Her stint with an Air Force Reserve unit that loaded cargo airplanes didn’t make use of her nursing skills; but after her transfer to the Army Reserve, she joined in 1990 the 349th Combat Support Hospital unit based in Los Angeles.
“My Army father swore me into the Air Force, and my Air Force husband swore me into the Army reserves,” she said, describing the yin and yang of her military life.
She’s aware that there are potential hazards awaiting her at Bagram Air Base in Afghanistan. “We cannot be considered combatants, but I have to be able to take care of myself,” she said.
But she realizes that danger is relative. “I could get shot at Nellis and Lake Mead,” she said.
Between her husband’s military career, her son’s military service and her own reserve duties, there are a lot of hellos, goodbyes and tears.
In 2004 and 2005 during Operation Iraqi Freedom, she was deployed to Germany for 13 months to serve at Landstuhl Regional Medical Center, the major hospital for those injured in Iraq and Afghanistan. She had been there six months when she learned that Sean was heading for Iraq for the first time.

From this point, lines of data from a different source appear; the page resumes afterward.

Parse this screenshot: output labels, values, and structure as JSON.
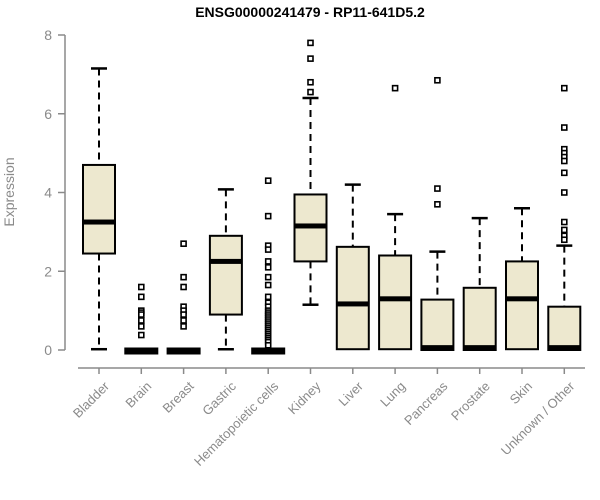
{
  "chart_data": {
    "type": "boxplot",
    "title": "ENSG00000241479 - RP11-641D5.2",
    "ylabel": "Expression",
    "xlabel": "",
    "ylim": [
      0,
      8
    ],
    "yticks": [
      0,
      2,
      4,
      6,
      8
    ],
    "grid": false,
    "legend": false,
    "box_fill_color": "#ede8cf",
    "box_border_color": "#000000",
    "median_color": "#000000",
    "axis_color": "#8a8a8a",
    "categories": [
      "Bladder",
      "Brain",
      "Breast",
      "Gastric",
      "Hematopoietic cells",
      "Kidney",
      "Liver",
      "Lung",
      "Pancreas",
      "Prostate",
      "Skin",
      "Unknown / Other"
    ],
    "series": [
      {
        "category": "Bladder",
        "whisker_low": 0.02,
        "q1": 2.45,
        "median": 3.25,
        "q3": 4.7,
        "whisker_high": 7.15,
        "outliers": []
      },
      {
        "category": "Brain",
        "whisker_low": 0,
        "q1": 0,
        "median": 0,
        "q3": 0,
        "whisker_high": 0,
        "outliers": [
          1.6,
          1.35,
          1.0,
          0.95,
          0.9,
          0.75,
          0.6,
          0.38
        ]
      },
      {
        "category": "Breast",
        "whisker_low": 0,
        "q1": 0,
        "median": 0,
        "q3": 0,
        "whisker_high": 0,
        "outliers": [
          2.7,
          1.85,
          1.6,
          1.1,
          1.0,
          0.9,
          0.75,
          0.6
        ]
      },
      {
        "category": "Gastric",
        "whisker_low": 0.02,
        "q1": 0.9,
        "median": 2.25,
        "q3": 2.9,
        "whisker_high": 4.08,
        "outliers": []
      },
      {
        "category": "Hematopoietic cells",
        "whisker_low": 0,
        "q1": 0,
        "median": 0,
        "q3": 0,
        "whisker_high": 0,
        "outliers": [
          4.3,
          3.4,
          2.65,
          2.55,
          2.25,
          2.1,
          1.85,
          1.65,
          1.35,
          1.2,
          1.1,
          1.0,
          0.95,
          0.9,
          0.85,
          0.8,
          0.75,
          0.7,
          0.65,
          0.6,
          0.55,
          0.5,
          0.45,
          0.4,
          0.35,
          0.3,
          0.25,
          0.2,
          0.12
        ]
      },
      {
        "category": "Kidney",
        "whisker_low": 1.15,
        "q1": 2.25,
        "median": 3.15,
        "q3": 3.95,
        "whisker_high": 6.4,
        "outliers": [
          7.8,
          7.4,
          6.8,
          6.55
        ]
      },
      {
        "category": "Liver",
        "whisker_low": 0.02,
        "q1": 0.02,
        "median": 1.17,
        "q3": 2.62,
        "whisker_high": 4.2,
        "outliers": []
      },
      {
        "category": "Lung",
        "whisker_low": 0.02,
        "q1": 0.02,
        "median": 1.3,
        "q3": 2.4,
        "whisker_high": 3.45,
        "outliers": [
          6.65
        ]
      },
      {
        "category": "Pancreas",
        "whisker_low": 0,
        "q1": 0,
        "median": 0.06,
        "q3": 1.28,
        "whisker_high": 2.5,
        "outliers": [
          6.85,
          4.1,
          3.7
        ]
      },
      {
        "category": "Prostate",
        "whisker_low": 0,
        "q1": 0,
        "median": 0.06,
        "q3": 1.58,
        "whisker_high": 3.35,
        "outliers": []
      },
      {
        "category": "Skin",
        "whisker_low": 0.02,
        "q1": 0.02,
        "median": 1.3,
        "q3": 2.25,
        "whisker_high": 3.6,
        "outliers": []
      },
      {
        "category": "Unknown / Other",
        "whisker_low": 0,
        "q1": 0,
        "median": 0.06,
        "q3": 1.1,
        "whisker_high": 2.65,
        "outliers": [
          6.65,
          5.65,
          5.1,
          5.0,
          4.9,
          4.8,
          4.5,
          4.0,
          3.25,
          3.05,
          2.9,
          2.8
        ]
      }
    ]
  }
}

The most disturbing of the combat casualties, she said, are the brain injuries.
“They don’t look changed, but I know they were not the same child their mother sent over,” she said. “With brain injuries, what we love about people changes.”
Maureen has known about the unit’s deployment since January but told her sons only last weekend, knowing that this column was in the works. Sean, 29, was matter-of-fact and OK with the idea. Brian, 25, a valet at the Stirling Club at Turnberry Place, reacted the way she expected: “What the hell do you think you’re doing?”
“I could have said no at some point,” their mother said. “But I’m coming to the end of my career. I see this as the culmination, doing what I’ve been trained to do,” said the 5-foot-1, 130-pound woman.
Throughout the years, Maureen said her time as a reservist has been a time for renewal. “During that time, I’m nobody’s wife, nobody’s mother,” she said. “I am just me, and my successes or failures are on my own merit.”
“You’re being deployed?” more than one person has said with disbelief.
“But there’s a lot of support from my peer-aged women,” she said.
Maureen Nolen’s peers regard her with respect and admiration. Certainly this peer does.